Tidak ada Pilpres yang diselenggarakan secara langsung sejak 2004 di Republik ini yang memakan urat syaraf begitu tegang dalam hal penentuan nama Cawapres seperti Pilpres kali ini.
Soal nama Capres praktis sebenarnya sudah selesai sejak beberapa bulan lalu. Sudah ada Anies Baswedan, Ganjar Pranowo dan Prabowo Subianto. Tetapi soal nama Cawapres, sungguh berkepanjangan. Bahkan sampai merambah ke ranah hukum di meja Mahkamah Konstitusi (MK), guna memastikan apakah sosok cawapres atau bacawapres yang bakal diajukan itu memenuhi syarat Presidential Threshold atau tidak.
Perdebatan terhangat menyangkut soal batasan umur. Soal batas umur ini  menjadi isyu yang krusial, karena menyangkut mungkin tidaknya anak sulung Presiden Joko Widodo Gibran Rakabuming Raka (36) Walikota Surakarta diajukan sebagai bacawapres untuk mendampingi Prabowo Subianto.

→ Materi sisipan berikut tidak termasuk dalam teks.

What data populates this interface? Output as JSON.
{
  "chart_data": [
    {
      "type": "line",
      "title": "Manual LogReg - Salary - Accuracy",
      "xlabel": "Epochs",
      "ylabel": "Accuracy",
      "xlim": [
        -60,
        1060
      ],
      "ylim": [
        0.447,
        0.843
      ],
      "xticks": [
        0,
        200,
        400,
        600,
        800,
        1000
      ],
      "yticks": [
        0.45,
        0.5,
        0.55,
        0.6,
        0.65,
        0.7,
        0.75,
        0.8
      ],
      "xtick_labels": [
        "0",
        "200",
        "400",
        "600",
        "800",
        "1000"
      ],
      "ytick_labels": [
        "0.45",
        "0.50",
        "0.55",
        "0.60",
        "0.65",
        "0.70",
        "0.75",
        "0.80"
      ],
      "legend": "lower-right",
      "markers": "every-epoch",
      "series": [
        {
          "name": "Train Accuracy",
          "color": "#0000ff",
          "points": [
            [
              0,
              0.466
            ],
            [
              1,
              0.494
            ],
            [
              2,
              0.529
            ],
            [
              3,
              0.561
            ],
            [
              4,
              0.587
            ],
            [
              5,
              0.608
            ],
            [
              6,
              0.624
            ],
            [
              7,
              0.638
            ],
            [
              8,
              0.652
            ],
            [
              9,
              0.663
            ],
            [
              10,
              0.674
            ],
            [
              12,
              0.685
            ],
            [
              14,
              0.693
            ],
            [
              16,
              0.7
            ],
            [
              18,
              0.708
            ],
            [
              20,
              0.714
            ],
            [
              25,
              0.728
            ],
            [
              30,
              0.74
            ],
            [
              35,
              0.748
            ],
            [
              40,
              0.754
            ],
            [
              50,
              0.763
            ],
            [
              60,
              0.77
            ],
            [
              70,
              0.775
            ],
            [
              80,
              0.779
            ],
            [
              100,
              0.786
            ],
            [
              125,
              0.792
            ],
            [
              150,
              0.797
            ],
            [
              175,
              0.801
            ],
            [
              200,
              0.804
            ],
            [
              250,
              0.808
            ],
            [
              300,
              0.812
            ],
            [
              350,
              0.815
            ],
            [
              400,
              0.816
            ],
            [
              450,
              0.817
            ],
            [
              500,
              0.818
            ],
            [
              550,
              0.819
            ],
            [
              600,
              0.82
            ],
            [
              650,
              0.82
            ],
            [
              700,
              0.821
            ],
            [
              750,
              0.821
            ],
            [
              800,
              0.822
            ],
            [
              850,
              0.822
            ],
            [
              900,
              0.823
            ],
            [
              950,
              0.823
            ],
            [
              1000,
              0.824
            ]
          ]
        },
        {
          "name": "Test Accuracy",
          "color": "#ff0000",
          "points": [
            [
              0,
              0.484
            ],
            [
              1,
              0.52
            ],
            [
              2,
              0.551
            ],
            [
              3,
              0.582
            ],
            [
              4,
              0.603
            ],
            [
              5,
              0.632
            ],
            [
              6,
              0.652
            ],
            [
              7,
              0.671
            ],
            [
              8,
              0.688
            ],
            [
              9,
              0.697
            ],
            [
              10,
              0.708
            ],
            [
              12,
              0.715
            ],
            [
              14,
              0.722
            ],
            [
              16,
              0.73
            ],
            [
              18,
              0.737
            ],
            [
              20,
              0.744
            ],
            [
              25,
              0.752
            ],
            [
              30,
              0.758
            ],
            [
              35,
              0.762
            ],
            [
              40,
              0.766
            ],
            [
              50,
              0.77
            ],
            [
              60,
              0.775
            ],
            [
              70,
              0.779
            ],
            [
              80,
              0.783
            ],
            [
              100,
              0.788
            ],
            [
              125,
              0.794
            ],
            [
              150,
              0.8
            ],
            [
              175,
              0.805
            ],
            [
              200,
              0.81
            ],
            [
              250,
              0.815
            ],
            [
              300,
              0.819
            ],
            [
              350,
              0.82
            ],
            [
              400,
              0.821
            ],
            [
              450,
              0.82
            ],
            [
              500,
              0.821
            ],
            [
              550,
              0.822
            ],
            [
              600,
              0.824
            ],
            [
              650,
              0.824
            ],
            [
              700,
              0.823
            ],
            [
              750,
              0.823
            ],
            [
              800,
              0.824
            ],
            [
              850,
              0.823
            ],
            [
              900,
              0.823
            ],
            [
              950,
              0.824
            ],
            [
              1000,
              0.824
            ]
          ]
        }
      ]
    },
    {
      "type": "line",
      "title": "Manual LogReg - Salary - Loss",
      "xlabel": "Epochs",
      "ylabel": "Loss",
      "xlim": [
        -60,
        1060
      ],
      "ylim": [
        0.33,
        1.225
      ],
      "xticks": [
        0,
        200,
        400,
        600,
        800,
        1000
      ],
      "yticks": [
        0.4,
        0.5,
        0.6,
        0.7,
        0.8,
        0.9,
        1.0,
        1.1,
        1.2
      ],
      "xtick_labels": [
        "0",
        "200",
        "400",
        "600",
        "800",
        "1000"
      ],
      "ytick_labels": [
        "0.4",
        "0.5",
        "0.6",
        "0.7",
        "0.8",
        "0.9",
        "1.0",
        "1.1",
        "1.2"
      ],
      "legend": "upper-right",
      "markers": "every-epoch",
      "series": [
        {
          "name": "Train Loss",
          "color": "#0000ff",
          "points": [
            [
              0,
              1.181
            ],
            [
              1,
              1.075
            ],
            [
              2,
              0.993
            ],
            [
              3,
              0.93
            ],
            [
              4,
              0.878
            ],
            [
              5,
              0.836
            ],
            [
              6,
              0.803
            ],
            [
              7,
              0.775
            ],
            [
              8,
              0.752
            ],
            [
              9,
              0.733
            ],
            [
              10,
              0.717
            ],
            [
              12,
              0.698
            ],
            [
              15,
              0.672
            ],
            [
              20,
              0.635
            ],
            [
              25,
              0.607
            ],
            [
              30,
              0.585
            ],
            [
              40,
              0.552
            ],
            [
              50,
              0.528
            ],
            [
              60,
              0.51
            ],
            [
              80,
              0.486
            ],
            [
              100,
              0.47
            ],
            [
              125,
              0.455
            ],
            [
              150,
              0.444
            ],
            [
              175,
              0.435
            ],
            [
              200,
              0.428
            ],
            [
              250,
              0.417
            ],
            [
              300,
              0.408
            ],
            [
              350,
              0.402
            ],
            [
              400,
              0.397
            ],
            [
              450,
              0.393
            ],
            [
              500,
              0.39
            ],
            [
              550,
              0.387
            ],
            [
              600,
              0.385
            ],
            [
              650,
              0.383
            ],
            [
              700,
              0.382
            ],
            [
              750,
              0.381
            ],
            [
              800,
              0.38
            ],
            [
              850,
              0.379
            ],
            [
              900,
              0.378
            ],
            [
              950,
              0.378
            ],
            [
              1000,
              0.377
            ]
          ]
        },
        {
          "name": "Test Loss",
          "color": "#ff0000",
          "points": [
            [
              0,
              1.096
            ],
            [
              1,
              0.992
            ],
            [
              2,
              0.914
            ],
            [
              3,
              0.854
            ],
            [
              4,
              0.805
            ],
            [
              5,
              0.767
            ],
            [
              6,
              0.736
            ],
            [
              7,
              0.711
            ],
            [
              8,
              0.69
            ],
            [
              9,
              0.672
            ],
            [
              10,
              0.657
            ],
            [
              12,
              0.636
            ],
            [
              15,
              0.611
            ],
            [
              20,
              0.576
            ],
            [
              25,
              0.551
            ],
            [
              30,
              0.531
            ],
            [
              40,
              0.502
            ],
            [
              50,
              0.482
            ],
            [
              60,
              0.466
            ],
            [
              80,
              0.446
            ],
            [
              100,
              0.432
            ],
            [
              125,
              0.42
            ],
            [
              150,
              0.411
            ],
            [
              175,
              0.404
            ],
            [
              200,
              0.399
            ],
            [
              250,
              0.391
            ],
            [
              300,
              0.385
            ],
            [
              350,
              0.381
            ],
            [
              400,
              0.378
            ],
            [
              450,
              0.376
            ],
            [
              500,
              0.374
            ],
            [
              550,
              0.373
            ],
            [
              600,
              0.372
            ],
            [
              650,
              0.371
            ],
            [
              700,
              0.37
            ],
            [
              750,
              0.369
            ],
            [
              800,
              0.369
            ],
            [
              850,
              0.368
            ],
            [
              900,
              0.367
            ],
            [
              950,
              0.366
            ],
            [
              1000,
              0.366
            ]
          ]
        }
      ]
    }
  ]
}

Meskipun menurut azas hukum yang berlaku di kita soal batasan umur, hal itu masuk dalam kategori "open legal policy". Bisa berubah, jika memang sudah tidak memadai lagi.
Masyarakat politik kita menjadi riuh, ketika Mahkamah Konstitusi mengambil putusan yang memungkinkan Gibran maju atau dimajukan menjadi Cawapres mendampingi Prabowo Subianto dengan amar putusan yang seolah seperti "pedang bermata dua".
Di satu pihak, tidak memungkinkan seseorang berusia di bawah 40 tahun menjadi Capres atau Cawapres. Akan tetapi menjadi mungkin, lantaran di dalam amar putusan MK yang diketuai Anwar Usman, ada ketentuan "atau pernah/sedang menduduki jabatan yang dipilih melalui pemilihan umum termasuk pemilihan kepala daerah...,"
Sebagian orang menuding, MK memuluskan apa yang disebut "Politik Dinasti". Selain Hakim Ketua MK Anwar Usman adalah ipar Presiden Joko Widodo, juga Presiden Jokowi disebut sebagai berkeinginan "meneruskan kekuasaannya" pada anak sulungnya.
Disambar Aksi Demo
Isyu "Politik Dinasti" ini langsung disambar sebagai slogan dalam aksi unjuk rasa di Solo, yang tentu saja digerakkan oleh lawan politik Presiden Jokowi, atau juga pengusung capres/cawapres yang berseberangan dengan Presiden Jokowi.
Padahal, putusan di Mahkamah Konstitusi pun tidak bulat memuluskan pengusungan Bacawapres Gibran Rakabuming Raka, yang diusung oleh partai besar di parlemen, Golongan Karya.
Putusan untuk uji materi Pasal 169 huruf Q UU No 7 tahun 2017 Pemilu tentang batasan umur atas permohonan Partai Garuda pada bulan Maret 2023, agar usia minimum 40 tahun diubah menjadi 35 tahun, ditetapkan melalui "dissenting opinion".
Ada perbedaan pendapat di antara 9 hakim Konstitusi. Empat hakim konstitusi berpendapat berbeda, mereka adalah Saldi Isra, Arief Hidayat, Suhartoyo dan Wahiduddin Adams. Keempatnya menilai, seharusnya MK menolak permohonan perubahan itu. Sedangkan lima yang setuju, adalah Hakim Ketua Anwar Usman, M Guntur Hamzah, Manahan Sitompul, Daniel Yusmic serta Enny Nurbaningsih.